Google has laid off more than 200 contractors engaged in refining its artificial intelligence systems, including Gemini and AI Overviews. The job cuts, which occurred in multiple rounds last month, affected workers employed via GlobalLogic and its subcontractors — many of whom were responsible for tuning AI responses and improving chatbot quality.
The impacted teams, known as “super raters,” played a crucial role in shaping AI-generated content by evaluating and correcting responses, improving tone, and aligning outputs with user expectations. Several held advanced degrees and worked across natural language, search summarisation, and conversational AI tools.
Project ramp-down or quiet restructuring?
According to reports, many contractors were notified abruptly, with access revoked without prior warning.
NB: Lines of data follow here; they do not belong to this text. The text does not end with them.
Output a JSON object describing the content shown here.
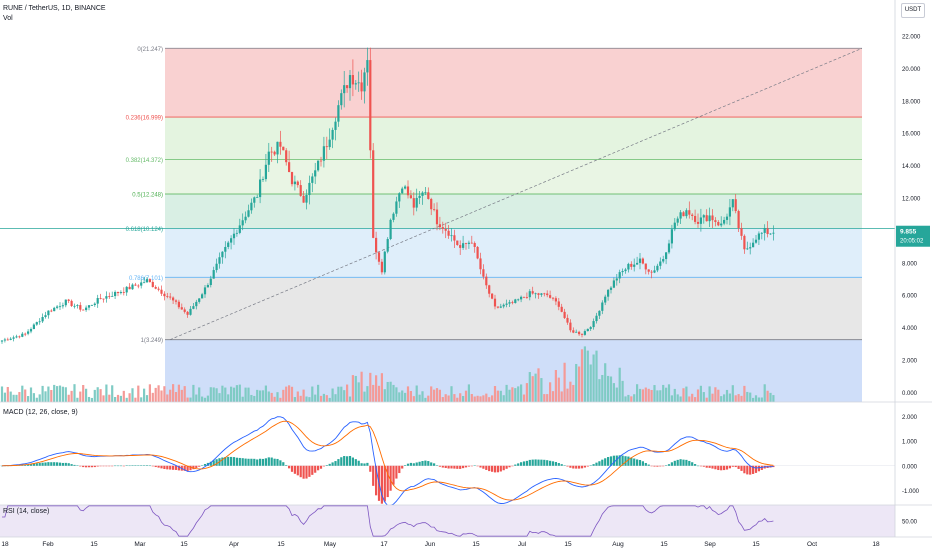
{
  "header": {
    "symbol": "RUNE / TetherUS, 1D, BINANCE",
    "vol_label": "Vol",
    "currency_button": "USDT"
  },
  "price_badge": {
    "value": "9.855",
    "countdown": "20:05:02",
    "color": "#26a69a"
  },
  "colors": {
    "up": "#26a69a",
    "down": "#ef5350",
    "vol_up": "#7fcbc4",
    "vol_down": "#f49a97",
    "macd": "#2962ff",
    "signal": "#ff6d00",
    "rsi": "#7e57c2"
  },
  "x_axis": {
    "ticks": [
      "18",
      "Feb",
      "15",
      "Mar",
      "15",
      "Apr",
      "15",
      "May",
      "17",
      "Jun",
      "15",
      "Jul",
      "15",
      "Aug",
      "15",
      "Sep",
      "15",
      "Oct",
      "18"
    ]
  },
  "chart_data": [
    {
      "type": "candlestick",
      "title": "RUNE / TetherUS, 1D, BINANCE",
      "ylim": [
        -0.6,
        22.5
      ],
      "y_ticks": [
        "22.000",
        "20.000",
        "18.000",
        "16.000",
        "14.000",
        "12.000",
        "10.000",
        "8.000",
        "6.000",
        "4.000",
        "2.000",
        "0.000"
      ],
      "fib_levels": [
        {
          "label": "0(21.247)",
          "value": 21.247,
          "line": "#787b86",
          "fill": "#f8c9c9"
        },
        {
          "label": "0.236(16.999)",
          "value": 16.999,
          "line": "#ef5350",
          "fill": "#dff2da"
        },
        {
          "label": "0.382(14.372)",
          "value": 14.372,
          "line": "#66bb6a",
          "fill": "#e5f3df"
        },
        {
          "label": "0.5(12.248)",
          "value": 12.248,
          "line": "#4caf50",
          "fill": "#d2ecdf"
        },
        {
          "label": "0.618(10.124)",
          "value": 10.124,
          "line": "#26a69a",
          "fill": "#d9ebf9"
        },
        {
          "label": "0.786(7.101)",
          "value": 7.101,
          "line": "#64b5f6",
          "fill": "#e3e3e3"
        },
        {
          "label": "1(3.249)",
          "value": 3.249,
          "line": "#787b86",
          "fill": "#c7d8f8"
        }
      ],
      "price_series_anchors": [
        [
          0,
          3.2
        ],
        [
          8,
          3.6
        ],
        [
          16,
          5.0
        ],
        [
          22,
          5.6
        ],
        [
          28,
          5.1
        ],
        [
          34,
          5.8
        ],
        [
          42,
          6.3
        ],
        [
          50,
          6.9
        ],
        [
          58,
          5.8
        ],
        [
          64,
          4.8
        ],
        [
          70,
          6.4
        ],
        [
          76,
          8.5
        ],
        [
          82,
          10.4
        ],
        [
          88,
          12.2
        ],
        [
          92,
          14.8
        ],
        [
          96,
          15.2
        ],
        [
          100,
          13.1
        ],
        [
          104,
          12.0
        ],
        [
          108,
          13.6
        ],
        [
          112,
          15.4
        ],
        [
          116,
          17.7
        ],
        [
          120,
          19.6
        ],
        [
          124,
          19.0
        ],
        [
          126,
          20.8
        ],
        [
          128,
          9.4
        ],
        [
          131,
          7.6
        ],
        [
          134,
          10.7
        ],
        [
          138,
          12.9
        ],
        [
          142,
          11.5
        ],
        [
          146,
          12.5
        ],
        [
          150,
          10.6
        ],
        [
          154,
          9.9
        ],
        [
          158,
          8.9
        ],
        [
          162,
          9.4
        ],
        [
          166,
          7.0
        ],
        [
          170,
          5.2
        ],
        [
          176,
          5.5
        ],
        [
          182,
          6.1
        ],
        [
          188,
          6.0
        ],
        [
          192,
          5.4
        ],
        [
          196,
          3.8
        ],
        [
          200,
          3.6
        ],
        [
          204,
          4.3
        ],
        [
          208,
          6.0
        ],
        [
          212,
          7.1
        ],
        [
          216,
          7.8
        ],
        [
          220,
          8.1
        ],
        [
          224,
          7.4
        ],
        [
          228,
          8.3
        ],
        [
          232,
          10.5
        ],
        [
          236,
          11.3
        ],
        [
          240,
          10.6
        ],
        [
          244,
          10.9
        ],
        [
          248,
          10.3
        ],
        [
          252,
          11.7
        ],
        [
          256,
          8.7
        ],
        [
          260,
          9.6
        ],
        [
          263,
          9.9
        ],
        [
          266,
          9.86
        ]
      ]
    },
    {
      "type": "bar",
      "name": "Vol",
      "description_level": "volume bars under price pane, scaled to pane bottom",
      "scale_max": 1.0
    },
    {
      "type": "line",
      "title": "MACD (12, 26, close, 9)",
      "ylim": [
        -1.6,
        2.6
      ],
      "y_ticks": [
        "2.000",
        "1.000",
        "0.000",
        "-1.000"
      ],
      "series": [
        {
          "name": "MACD"
        },
        {
          "name": "Signal"
        },
        {
          "name": "Histogram"
        }
      ]
    },
    {
      "type": "line",
      "title": "RSI (14, close)",
      "ylim": [
        30,
        70
      ],
      "y_ticks": [
        "50.00"
      ],
      "series": [
        {
          "name": "RSI"
        }
      ]
    }
  ]
}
Some were told the cuts were due to a “ramp-down” in AI projects, though specific project terminations were not disclosed.
The layoffs come amid Google’s broader push to scale AI investments and streamline its contractor model — a recurring theme in the tech industry as companies expand AI development while reassessing cost structures and team compositions.
A spokesperson for Google clarified that the affected individuals were not direct employees of Alphabet, and that employment conditions are managed by contracting firms. However, the move has reignited concerns about labour protections, especially for workers engaged in critical functions without job stability or visibility into strategic changes.
Tensions over unionisation and working conditions
Some workers alleged that the layoffs may have been linked to informal unionisation discussions and past complaints about low wages. Given their role in training large language models and refining AI interactions, the dismissals have raised red flags within labour rights groups who argue that these roles are essential yet undervalued.
Contractors reported working across Google’s flagship AI tools, including its summarisation feature AI Overviews. Their role involved validating AI outputs for accuracy, tone, and usability — functions that directly impact product quality and user experience.
While Google has not officially linked the cuts to budget constraints or strategy shifts, the timing coincides with rising internal and external pressure on Big Tech companies to improve AI reliability while keeping costs in check.
As generative AI development continues to accelerate, the treatment of behind-the-scenes AI training teams — especially those operating under contract — may become a key issue for tech labour policy and transparency in model development.